Questa normativa relativa all’ “abominio” della croce, assieme a tutte le altri riguardanti il culto cristiano, i paramenti, gli ornamenti, i simboli, i libri sacri etc., è stata ribadita nel Kitzur Shulhan Aruch (“Compendio dello Shulhan Aruch”) del rabbino Salomon Gantzfried (1804-1886), apparso nel 1864, e che dopo di allora ha conosciuto molte edizioni nelle principali lingue, compreso l’italiano:

«È proibito utilizzare una croce dinanzi alla quale la gente usa inchinarsi, a meno che non sia stata dichiarata nulla [cioè non ne sia stata neutralizzata la valenza negativa]; invece è permesso usare una croce che sia stata messa al collo come ricordo» (167, 5).
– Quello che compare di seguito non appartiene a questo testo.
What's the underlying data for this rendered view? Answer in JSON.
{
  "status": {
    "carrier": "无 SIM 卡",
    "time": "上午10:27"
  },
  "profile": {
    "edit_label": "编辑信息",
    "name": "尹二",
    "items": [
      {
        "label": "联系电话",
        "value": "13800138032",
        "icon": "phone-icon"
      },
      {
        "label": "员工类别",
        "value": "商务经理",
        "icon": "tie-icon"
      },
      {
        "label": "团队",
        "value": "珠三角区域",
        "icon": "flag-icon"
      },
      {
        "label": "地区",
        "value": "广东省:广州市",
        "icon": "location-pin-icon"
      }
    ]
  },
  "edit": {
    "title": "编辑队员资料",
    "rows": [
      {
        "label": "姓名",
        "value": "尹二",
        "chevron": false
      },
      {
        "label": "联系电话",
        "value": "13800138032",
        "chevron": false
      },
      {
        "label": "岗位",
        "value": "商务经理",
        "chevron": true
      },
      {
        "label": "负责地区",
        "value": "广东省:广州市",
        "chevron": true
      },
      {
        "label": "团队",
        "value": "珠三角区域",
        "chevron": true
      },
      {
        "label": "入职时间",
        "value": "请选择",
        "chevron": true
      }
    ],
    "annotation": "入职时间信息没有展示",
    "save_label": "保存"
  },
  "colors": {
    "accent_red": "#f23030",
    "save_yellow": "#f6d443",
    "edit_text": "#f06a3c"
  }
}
Gli editori italiani ebrei del codice di Gantzfried (Kitzùr Shulchàn Arùch. Testo ebraico con traduzione a fronte, Milano, 2001) ci assicurano che esso «allora come oggi è il manuale di riferimento di tutti gli ebrei osservanti della halachà» e che «è diventato il più popolare dei libri di halachà, servendo da guida per la popolazione ebraica a tutti i livelli» (pp. VIII, 27).